20.03.2018, 14:54 Uhr

Paris (AFP) Sarkozy in Libyen-Affäre unter Druck


Frankreichs Ex-Präsident wegen möglicher Millionenspenden Gaddafis verhört

Seine Beziehungen zu dem früheren libyschen Machthaber Muammar al-Gaddafi bringen den französischen Ex-Präsidenten Nicolas Sarkozy zunehmend in Bedrängnis: Wegen des Verdachts auf illegale Wahlkampfspenden aus Libyen wurde Sarkozy am Dienstag bei Paris in Polizeigewahrsam genommen und verhört. Der 63-Jährige hat stets bestritten, Millionengelder von al-Gaddafi empfangen zu haben.

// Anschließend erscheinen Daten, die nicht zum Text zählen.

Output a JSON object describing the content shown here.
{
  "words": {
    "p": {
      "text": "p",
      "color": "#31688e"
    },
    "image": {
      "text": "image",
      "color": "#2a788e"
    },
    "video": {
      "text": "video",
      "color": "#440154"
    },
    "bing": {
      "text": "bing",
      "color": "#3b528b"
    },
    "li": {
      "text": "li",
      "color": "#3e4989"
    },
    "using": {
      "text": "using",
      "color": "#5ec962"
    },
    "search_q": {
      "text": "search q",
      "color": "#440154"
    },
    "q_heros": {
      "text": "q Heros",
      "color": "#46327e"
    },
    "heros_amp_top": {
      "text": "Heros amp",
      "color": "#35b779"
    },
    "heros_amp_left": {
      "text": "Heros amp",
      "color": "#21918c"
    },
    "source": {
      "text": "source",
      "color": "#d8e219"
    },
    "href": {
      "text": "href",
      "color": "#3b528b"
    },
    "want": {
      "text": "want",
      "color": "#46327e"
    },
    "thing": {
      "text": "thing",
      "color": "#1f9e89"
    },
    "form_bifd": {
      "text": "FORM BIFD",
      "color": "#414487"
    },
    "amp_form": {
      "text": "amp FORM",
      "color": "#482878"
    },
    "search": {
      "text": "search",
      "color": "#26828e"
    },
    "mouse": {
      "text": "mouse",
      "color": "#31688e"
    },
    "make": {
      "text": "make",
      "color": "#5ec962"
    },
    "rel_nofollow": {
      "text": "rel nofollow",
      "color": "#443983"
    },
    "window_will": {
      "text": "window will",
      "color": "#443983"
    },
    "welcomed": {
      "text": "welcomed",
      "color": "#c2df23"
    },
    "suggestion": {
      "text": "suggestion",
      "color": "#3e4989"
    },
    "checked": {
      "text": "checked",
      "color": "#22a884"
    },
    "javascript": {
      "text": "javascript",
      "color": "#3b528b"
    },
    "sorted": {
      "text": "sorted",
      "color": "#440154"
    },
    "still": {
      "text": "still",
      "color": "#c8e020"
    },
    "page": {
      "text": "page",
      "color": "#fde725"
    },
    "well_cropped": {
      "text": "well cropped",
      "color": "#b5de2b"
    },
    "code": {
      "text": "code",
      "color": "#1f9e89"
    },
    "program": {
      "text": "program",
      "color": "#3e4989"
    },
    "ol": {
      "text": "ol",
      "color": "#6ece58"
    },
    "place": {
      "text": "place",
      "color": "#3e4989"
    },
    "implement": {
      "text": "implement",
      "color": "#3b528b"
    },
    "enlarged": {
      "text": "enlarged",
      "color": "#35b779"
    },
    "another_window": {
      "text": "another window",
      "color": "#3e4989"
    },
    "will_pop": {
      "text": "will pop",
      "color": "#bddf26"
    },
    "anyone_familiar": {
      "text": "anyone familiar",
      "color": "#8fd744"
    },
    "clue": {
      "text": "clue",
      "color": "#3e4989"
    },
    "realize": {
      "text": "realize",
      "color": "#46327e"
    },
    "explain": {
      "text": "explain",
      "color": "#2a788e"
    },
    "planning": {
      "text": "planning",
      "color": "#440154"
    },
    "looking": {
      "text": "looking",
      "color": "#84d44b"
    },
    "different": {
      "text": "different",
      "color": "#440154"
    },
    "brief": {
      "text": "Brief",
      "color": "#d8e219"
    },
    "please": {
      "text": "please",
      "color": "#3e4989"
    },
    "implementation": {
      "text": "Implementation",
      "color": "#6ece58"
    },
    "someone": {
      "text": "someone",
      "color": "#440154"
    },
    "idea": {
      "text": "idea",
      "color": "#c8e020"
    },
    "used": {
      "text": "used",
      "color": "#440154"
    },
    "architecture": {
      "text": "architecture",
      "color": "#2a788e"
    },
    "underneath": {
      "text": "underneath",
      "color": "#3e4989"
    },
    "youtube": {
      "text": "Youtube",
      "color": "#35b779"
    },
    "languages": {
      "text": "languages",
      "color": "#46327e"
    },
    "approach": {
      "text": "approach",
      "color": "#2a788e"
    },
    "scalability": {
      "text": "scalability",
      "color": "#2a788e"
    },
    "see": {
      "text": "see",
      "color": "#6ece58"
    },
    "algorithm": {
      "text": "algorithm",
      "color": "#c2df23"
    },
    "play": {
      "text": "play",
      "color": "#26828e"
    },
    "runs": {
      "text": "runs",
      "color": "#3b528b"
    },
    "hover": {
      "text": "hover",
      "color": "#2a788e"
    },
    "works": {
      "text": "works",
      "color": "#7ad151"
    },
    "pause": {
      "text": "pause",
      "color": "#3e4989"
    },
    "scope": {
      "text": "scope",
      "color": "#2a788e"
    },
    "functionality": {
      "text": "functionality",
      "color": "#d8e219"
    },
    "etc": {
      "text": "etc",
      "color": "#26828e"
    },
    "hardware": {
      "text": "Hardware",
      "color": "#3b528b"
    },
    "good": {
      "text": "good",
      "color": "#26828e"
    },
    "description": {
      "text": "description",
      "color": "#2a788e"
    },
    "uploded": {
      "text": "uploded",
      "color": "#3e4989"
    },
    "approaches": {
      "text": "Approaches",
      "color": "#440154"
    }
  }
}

Anti-Korruptions-Ermittler vernahmen Sarkozy in Nanterre westlich von Paris, wie die Nachrichtenagentur AFP erfuhr. Konkret geht es um den Verdacht, al-Gaddafi habe 2007 Sarkozys erfolgreichen Präsidentschaftswahlkampf mitfinanziert. Dabei sollen bis zu 50 Millionen Euro geflossen sein. Es ist das erste Mal, dass der frühere Staatschef zu den Vorwürfen befragt wird. Untersuchungsrichter gehen dem Verdacht bereits seit April 2013 nach.

Die Anschuldigungen gehen auf das Jahr 2011 zurück: Damals verlangte Gaddafis Sohn Seif al-Islam von Sarkozy, "das Geld zurückzugeben, das er von Libyen angenommen hat, um seinen Wahlkampf zu finanzieren". Der französische Staatschef nannte die Vorwürfe "grotesk". Während dieser Zeit beteiligte sich Frankreich an der Nato-Militärintervention gegen Gaddafi in Libyen, die zum Tod des langjährigen Machthabers führte.

Das Internet-Portal "Mediapart" veröffentlichte 2012 dann ein libysches Geheimdienstdokument, demzufolge Gaddafi im Wahlkampf 2007 rund 50 Millionen Euro hatte an Sarkozy zahlen lassen. Später sagte zudem der französisch-libanesische Geschäftsmann Siad Takieddine aus, er habe im Auftrag des libyschen Machthabers mehrfach Geldkoffer nach Paris gebracht.

Womöglich als Dank hatte Sarkozy Gaddafi kurz nach seinem Amtsantritt als Präsident 2007 mit großem Pomp in Paris empfangen. Der libysche Machthaber schlug sogar sein Beduinenzelt im Zentrum der französischen Hauptstadt auf.

In der Affäre wurde am Dienstag auch Sarkozys früherer Innenminister Brice Hortefeux vernommen. Bereits 2015 hatte die Justiz in der Sache zudem ein Strafverfahren gegen Sarkozys früheren Vertrauten Claude Guéant eingeleitet. Er war im Wahlkampf Sarkozys rechte Hand.

Eine weitere Schlüsselfigur in der Affäre, der Geschäftsmann Alexandre Djouhri, war im Januar in London festgenommen worden. Er wartet derzeit auf eine Anhörung und eine mögliche Auslieferung nach Frankreich.

Sarkozys Partei Les Républicains (Die Republikaner) erklärte nach Bekanntwerden der Anhörung, es gelte die Unschuldsvermutung. Besonders linke Oppositionsparteien reagierten wenig überrascht. Sarkozy werde "Schwierigkeiten haben, ein Alibi zu finden", erklärten die Kommunisten. Die Regierung wollte sich zu dem Fall nicht äußern.

Sarkozy kann bis zu 48 Stunden lang in Polizeigewahrsam gehalten werden. Dann muss er einem Richter vorgeführt oder freigelassen werden.

Der frühere Staatschef ist auch wegen einer Reihe weiterer Affären im Visier der Justiz. Für den Wahlkampf 2012 muss er sich ebenfalls wegen illegaler Finanzierung verantworten, hier droht ihm ein Prozess. Dasselbe gilt wegen des Verdachts der versuchten Bestechung eines ranghohen Staatsanwalts 2014.

Vor der letzten Präsidentschaftswahl versuchte Sarkozy ein politisches Comeback, seine Partei stellte ihn aber nicht als Kandidaten gegen den später siegreichen Emmanuel Macron auf. Er gilt in seiner Partei Die Republikaner allerdings weiter als prominenter Strippenzieher.